Coffee liqueur


Italians like their liqueurs… and so do I. For the Italians, liqueurs are made to be sipped out of  small glasses after dinner as a digestivo, ie. to help their food go down. You can get liqueurs made out of almost anything, but probably the easiest to make at home is liquore al caffé, coffee liqueur.

You will need:

Coffee liqueur ingredients
Excuse the messy table…

One litre of pure, food grade alcohol
500g (minimum!) of caster sugar
2 teaspoons of vanilla essence
One litre of STRONG coffee

The coffee maker in the above picture is a Moka, used to make Italian espresso at home. To speed things up (multitasking, heh) I used this and a  Napoletana to make the coffee:

Caffettiera Napoletana
Caffettiera Napoletana

As you may have deduced, this is the version from Naples. Still makes espresso. You can probably use coffee from a French cafetière, but I would advise to doube percolate it (brew the coffee again, using fresh grounds but coffee instead of water). Don’t even THINK about using instant, it just wont work – the coffee has to be strong, or you won’t taste it in the final product.

So, you make the coffee, pour it into a pan with the sugar and vanilla essence, heat and stir until the sugar has dissolved then allow to cool.
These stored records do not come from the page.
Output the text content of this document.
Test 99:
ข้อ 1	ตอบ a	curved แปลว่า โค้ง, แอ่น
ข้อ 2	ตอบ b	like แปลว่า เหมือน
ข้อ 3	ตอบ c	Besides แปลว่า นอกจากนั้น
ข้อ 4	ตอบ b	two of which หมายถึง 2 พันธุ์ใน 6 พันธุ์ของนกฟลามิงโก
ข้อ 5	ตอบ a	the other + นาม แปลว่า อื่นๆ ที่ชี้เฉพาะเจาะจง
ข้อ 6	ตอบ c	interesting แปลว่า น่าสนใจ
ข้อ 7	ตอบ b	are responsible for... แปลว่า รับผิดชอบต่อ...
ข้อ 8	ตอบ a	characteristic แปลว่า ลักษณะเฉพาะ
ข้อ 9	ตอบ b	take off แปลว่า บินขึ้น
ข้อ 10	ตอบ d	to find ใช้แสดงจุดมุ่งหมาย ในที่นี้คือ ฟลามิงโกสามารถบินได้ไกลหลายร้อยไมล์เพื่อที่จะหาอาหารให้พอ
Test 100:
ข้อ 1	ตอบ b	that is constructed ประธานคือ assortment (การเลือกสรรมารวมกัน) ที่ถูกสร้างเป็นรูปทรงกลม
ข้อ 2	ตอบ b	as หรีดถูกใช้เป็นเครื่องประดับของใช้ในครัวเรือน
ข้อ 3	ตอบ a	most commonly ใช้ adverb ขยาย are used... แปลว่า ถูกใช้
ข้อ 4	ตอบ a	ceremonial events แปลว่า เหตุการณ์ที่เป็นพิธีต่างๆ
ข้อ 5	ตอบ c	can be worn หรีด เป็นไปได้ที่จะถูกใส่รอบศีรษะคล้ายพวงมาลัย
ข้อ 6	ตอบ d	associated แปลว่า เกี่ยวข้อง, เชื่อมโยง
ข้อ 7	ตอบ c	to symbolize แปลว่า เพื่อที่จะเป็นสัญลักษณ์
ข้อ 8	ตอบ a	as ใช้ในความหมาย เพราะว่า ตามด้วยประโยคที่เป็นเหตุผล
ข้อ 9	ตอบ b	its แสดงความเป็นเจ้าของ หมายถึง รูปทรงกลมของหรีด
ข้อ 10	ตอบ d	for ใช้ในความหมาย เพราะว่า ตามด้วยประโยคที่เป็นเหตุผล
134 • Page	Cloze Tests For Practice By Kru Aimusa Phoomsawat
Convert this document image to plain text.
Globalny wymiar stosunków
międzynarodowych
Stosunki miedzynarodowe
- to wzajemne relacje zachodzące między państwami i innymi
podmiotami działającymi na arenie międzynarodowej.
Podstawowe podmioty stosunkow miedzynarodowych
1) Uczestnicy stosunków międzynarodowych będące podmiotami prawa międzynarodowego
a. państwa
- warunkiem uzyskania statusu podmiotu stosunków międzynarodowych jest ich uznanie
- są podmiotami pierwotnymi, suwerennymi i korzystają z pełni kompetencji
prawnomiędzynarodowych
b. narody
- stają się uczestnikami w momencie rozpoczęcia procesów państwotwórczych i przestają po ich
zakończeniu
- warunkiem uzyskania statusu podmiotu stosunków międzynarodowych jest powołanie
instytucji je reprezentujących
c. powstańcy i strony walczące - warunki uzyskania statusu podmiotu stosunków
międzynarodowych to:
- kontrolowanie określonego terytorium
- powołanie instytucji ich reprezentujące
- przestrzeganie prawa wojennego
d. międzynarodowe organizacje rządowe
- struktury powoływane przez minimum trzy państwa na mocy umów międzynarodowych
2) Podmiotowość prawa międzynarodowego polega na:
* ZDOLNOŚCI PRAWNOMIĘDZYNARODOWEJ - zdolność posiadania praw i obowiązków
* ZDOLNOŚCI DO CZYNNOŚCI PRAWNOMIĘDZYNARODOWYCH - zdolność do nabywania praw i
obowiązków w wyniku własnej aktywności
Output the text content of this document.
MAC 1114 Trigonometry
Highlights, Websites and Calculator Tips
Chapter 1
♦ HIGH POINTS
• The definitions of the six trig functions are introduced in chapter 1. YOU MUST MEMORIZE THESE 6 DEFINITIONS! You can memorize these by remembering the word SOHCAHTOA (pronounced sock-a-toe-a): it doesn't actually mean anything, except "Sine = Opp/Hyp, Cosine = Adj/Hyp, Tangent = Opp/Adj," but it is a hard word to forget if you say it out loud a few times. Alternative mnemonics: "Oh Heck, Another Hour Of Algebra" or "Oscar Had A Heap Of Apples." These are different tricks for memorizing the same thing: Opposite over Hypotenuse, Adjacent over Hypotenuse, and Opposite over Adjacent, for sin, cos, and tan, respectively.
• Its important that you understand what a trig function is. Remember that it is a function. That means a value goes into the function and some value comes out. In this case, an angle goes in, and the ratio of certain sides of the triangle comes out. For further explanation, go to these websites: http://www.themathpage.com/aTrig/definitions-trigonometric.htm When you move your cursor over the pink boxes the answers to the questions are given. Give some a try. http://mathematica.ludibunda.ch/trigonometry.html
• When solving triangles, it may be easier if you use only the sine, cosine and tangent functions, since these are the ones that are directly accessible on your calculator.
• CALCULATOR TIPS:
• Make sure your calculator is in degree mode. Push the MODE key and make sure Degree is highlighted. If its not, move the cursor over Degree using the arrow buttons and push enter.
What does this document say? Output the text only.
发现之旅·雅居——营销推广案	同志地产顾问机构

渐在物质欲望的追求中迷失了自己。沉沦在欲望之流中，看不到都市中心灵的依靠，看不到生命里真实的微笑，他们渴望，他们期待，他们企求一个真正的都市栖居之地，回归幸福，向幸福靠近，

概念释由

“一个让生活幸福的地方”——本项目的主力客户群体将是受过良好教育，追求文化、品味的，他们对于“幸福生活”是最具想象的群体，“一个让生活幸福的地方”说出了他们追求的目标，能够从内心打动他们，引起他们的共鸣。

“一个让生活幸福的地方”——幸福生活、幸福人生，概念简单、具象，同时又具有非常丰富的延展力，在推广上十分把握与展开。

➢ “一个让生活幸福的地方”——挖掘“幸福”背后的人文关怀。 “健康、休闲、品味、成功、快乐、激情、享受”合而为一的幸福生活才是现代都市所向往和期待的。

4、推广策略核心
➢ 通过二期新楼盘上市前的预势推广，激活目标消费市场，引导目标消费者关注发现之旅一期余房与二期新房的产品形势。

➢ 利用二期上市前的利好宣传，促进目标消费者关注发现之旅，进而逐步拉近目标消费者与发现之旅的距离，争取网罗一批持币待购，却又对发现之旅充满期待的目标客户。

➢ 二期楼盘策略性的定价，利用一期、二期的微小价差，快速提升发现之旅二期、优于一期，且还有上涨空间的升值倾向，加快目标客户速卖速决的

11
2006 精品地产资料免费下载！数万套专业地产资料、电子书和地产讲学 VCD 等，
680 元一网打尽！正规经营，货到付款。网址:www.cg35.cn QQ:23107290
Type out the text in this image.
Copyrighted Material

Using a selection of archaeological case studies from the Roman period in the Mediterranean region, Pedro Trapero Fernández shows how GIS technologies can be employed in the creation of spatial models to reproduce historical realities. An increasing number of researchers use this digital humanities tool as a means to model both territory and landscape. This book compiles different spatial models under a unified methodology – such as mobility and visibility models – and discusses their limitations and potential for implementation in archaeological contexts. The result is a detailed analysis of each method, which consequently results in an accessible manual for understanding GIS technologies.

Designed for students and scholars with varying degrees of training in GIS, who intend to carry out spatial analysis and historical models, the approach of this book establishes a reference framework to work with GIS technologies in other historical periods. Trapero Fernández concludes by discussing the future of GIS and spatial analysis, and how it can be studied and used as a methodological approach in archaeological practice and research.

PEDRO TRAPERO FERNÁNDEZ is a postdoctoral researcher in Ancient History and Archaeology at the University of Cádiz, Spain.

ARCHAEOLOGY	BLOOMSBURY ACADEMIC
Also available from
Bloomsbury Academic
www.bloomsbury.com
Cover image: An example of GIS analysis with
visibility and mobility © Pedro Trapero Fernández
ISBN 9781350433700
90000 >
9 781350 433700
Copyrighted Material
Once cool, add the alohol, stir well and bottle – voilà, coffee liqueur!

Coffee liqueur
Coffee liqueur

You can mess around with the quantities to some extent to get the strength of liqueur you want, but it has to stay fairly strong or it wont keep in the fridge for long.

You may have problems getting hold of pure food grade alcohol if you live in the UK as they don’t tend to sell it. It is about 95 abv and the authorities are probably afraid that some idiot will try to drink the stuff…

The best you can do I’m afraid is to get hold of some high proof vodka – it will give you a similar flavour as vodka doesn’t really taste of much. In the US you can use Everclear to make liqueurs.


4 Comments Add yours

  1. blaarggh says:

    Can you find an authentic recipe for Limoncello? I have run across a few but they are ll so different I don’t know which are authentic and also what exactly is it supposed to taste like? Thanks for this post, I can’t wait to try it!

    1. Hi, I’m glad you liked this! I do make limoncello, and I will be putting a recipe up around Christmas time because my Dad has also asked me to teach him how to make it… How should it taste? Hard to describe. The main thing is that it shouldn’t be bitter, and the main secret to that is not getting any of the white pith into the alcohol when you leave the zest to marinade. Like I said, I’ll be putiing up a recipe soon!

  2. spicegirlfla says:

    This sounds so good..and I love the process described here! Looking forward to trying this out!!